Em defesa da Constituição
A Constituição Federal de 1988, base do ordenamento jurídico brasileiro, reflete os anseios da sociedade por democracia, justiça social e desenvolvimento econômico. Nascida pós ditadura, ela estabelece princípios fundamentais que pretendem nortear o advento de uma sociedade justa, livre e solidária, com especial atenção à dignidade da pessoa humana e à erradicação das desigualdades sociais e regionais.
Tais princípios fundamentais são a soberania nacional, a participação da cidadania na criação do amanhã, os valores sociais do trabalho e da livre iniciativa e o pluralismo político. Ela ainda preconiza o direito ao meio ambiente ecologicamente equilibrado, como bem de uso comum, essencial à qualidade de vida, e impõe ao poder público e à sociedade o dever de protegê-lo para as futuras gerações.
A Constituição é a regra do jogo. É o solene acordo que a sociedade brasileira celebrou consigo mesma, traçando, além dos objetivos, o balizamento para percorrer a trajetória até o futuro almejado.

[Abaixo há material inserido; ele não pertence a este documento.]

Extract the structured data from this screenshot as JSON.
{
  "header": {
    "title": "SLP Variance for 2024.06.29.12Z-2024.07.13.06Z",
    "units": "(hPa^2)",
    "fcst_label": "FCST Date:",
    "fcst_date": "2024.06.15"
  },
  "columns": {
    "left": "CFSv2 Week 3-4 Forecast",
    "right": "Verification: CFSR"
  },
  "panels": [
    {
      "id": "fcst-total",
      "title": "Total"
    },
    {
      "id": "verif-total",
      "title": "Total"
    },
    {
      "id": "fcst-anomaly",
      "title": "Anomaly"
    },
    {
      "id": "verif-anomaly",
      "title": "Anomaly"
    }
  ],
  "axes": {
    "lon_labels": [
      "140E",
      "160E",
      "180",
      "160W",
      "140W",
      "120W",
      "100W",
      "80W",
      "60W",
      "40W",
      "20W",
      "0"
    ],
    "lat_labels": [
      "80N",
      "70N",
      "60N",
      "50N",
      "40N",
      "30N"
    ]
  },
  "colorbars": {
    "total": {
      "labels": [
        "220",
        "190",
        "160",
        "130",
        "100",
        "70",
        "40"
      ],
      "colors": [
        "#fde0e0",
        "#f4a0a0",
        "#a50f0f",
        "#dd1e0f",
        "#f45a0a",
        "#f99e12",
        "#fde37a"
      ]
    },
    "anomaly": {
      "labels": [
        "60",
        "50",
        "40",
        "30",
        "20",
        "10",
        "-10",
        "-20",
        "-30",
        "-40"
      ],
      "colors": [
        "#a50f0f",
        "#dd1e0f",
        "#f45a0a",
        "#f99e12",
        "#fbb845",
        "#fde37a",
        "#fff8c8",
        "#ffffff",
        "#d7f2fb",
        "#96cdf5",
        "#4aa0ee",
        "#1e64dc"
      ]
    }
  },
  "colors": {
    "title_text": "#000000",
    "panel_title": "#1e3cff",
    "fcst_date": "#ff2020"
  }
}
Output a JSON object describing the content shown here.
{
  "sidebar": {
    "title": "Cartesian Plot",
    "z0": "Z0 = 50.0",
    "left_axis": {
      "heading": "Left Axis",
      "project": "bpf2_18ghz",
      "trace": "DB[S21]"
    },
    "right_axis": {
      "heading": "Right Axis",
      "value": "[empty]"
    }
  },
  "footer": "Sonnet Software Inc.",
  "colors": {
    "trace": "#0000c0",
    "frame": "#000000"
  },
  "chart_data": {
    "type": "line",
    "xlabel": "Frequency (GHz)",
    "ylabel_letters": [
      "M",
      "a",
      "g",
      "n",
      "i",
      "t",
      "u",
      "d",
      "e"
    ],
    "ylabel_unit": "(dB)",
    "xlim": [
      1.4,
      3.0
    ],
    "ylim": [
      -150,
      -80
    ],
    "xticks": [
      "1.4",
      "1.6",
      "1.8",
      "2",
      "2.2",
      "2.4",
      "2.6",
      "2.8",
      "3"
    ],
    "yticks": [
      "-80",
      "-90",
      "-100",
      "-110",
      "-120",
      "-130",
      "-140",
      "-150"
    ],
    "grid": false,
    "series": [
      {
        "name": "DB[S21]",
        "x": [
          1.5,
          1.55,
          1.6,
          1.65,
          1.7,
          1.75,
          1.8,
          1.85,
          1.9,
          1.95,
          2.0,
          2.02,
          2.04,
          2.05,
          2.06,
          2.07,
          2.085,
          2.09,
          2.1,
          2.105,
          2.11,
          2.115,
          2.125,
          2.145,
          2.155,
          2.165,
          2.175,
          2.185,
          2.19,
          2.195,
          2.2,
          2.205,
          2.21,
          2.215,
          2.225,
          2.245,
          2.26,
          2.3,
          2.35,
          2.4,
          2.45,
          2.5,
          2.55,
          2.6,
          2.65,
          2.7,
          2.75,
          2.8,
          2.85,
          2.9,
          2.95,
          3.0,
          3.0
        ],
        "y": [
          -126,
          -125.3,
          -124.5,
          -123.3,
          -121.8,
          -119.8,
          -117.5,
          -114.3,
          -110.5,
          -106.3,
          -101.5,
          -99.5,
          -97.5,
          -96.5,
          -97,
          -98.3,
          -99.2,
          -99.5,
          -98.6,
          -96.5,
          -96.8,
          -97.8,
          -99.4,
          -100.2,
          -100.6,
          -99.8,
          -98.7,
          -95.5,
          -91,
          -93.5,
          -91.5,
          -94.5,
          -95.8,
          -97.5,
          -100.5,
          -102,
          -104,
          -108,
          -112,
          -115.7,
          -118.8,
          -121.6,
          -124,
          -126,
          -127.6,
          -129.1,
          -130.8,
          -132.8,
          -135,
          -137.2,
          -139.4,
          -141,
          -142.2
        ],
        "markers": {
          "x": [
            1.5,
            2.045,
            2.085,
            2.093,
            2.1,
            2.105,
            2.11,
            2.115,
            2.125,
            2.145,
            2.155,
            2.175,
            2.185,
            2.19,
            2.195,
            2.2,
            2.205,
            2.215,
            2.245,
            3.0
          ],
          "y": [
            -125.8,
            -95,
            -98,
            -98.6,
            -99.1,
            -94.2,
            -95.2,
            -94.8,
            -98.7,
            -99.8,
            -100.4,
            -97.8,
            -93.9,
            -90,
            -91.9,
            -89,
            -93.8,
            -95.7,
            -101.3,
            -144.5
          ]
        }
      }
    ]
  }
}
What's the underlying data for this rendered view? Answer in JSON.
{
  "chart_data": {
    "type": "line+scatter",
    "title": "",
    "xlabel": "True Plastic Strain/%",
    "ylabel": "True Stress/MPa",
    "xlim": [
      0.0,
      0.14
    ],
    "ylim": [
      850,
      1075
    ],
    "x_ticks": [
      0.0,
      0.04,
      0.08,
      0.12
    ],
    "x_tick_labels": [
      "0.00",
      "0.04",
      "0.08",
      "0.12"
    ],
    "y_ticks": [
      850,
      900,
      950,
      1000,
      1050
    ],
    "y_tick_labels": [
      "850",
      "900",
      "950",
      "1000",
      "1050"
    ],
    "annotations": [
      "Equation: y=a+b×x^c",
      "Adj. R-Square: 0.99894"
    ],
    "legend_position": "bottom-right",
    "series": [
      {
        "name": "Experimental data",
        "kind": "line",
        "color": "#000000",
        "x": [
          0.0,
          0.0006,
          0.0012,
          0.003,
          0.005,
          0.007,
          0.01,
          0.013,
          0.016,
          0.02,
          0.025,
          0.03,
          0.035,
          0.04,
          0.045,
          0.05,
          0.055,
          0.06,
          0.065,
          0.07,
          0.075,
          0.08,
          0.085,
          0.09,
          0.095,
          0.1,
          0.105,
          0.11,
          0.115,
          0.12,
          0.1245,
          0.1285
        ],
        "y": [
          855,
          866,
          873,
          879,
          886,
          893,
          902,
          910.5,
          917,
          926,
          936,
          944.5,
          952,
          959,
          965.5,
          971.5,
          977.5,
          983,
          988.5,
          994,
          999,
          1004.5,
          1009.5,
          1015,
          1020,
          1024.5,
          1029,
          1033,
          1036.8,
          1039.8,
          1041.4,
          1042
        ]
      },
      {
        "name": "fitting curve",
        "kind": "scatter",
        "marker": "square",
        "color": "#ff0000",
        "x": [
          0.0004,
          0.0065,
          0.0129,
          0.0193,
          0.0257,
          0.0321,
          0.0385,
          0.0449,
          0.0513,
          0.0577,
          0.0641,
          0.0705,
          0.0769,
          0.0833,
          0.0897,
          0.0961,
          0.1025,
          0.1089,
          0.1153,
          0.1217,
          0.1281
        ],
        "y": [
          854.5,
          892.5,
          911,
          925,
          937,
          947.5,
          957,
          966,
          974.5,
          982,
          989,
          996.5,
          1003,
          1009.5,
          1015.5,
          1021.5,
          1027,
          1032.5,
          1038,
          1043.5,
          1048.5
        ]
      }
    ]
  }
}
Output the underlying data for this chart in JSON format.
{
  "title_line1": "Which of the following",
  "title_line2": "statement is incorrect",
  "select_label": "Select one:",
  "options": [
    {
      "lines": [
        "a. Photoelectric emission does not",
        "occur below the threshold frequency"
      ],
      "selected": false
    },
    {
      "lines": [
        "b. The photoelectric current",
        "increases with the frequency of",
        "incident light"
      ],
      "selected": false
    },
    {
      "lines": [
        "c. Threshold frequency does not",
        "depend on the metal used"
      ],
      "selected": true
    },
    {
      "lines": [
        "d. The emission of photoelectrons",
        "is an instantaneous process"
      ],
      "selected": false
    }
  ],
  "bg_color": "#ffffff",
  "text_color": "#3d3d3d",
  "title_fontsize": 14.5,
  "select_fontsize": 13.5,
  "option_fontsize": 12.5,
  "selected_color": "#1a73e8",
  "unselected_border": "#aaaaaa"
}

Nos 36 anos de sua vigência houve progresso social e econômico no país, justificando a afirmativa de alguns de que estamos melhor do que em 1988. Mas também é válido dizer que o progresso foi lento e desigual: o Brasil continuou e continua preso na armadilha do baixo crescimento, a desigualdade social segue resiliente, o meio ambiente sofre danos talvez irreversíveis, generalizou-se a sensação de insegurança pública nas cidades.
Pior do que tudo foi a degeneração do processo político, impulsionada pelo aviltamento das mídias sociais trazidas pelas tecnologias digitais. Uma inovação revolucionária, que descortinava horizontes promissores, abriu campo para o debate raso e desagregador, que ultrapassa até o limite do insulto. A polarização é lamentada, mas aceita e praticada.
É nesse panorama sombrio que se insere a atuação de um Parlamento que optou por se rebaixar. Jamais as regras formais ou tácitas do comportamento político parlamentar, na vigência do regime dito democrático, foram mais violadas do que nos dias de hoje. O dever de representar os anseios dos eleitores tornou-se meramente corporativo, sem o crivo dos princípios constitucionais, que deveriam estar acima de tudo. Há discrepâncias? Sem problema, muda-se a Constituição, até durante a noite, se preciso for.
O mais importante instrumento de gestão governamental, o orçamento público, está desmoralizado até a beira do absurdo. Seu calendário de elaboração virou letra morta, sem causar espanto nem escândalo, imerso em inacreditável atmosfera de apatia. Em obediência ao marco legal, o Executivo Federal deveria enviar o projeto da Lei de Diretrizes Orçamentárias - LDO ao Congresso Nacional até 15 de abril de cada ano. O projeto deveria ser devolvido para sanção antes do recesso de julho. Veja-se a realidade: o Congresso aprovou a LDO no dia 18 de dezembro! E o ano de 2024 encerra-se sem que tenha sido votada a Lei do Orçamento Anual para 2025. O atraso pode até ter sido autorizado, mas é óbvio que o resultado é disfuncional.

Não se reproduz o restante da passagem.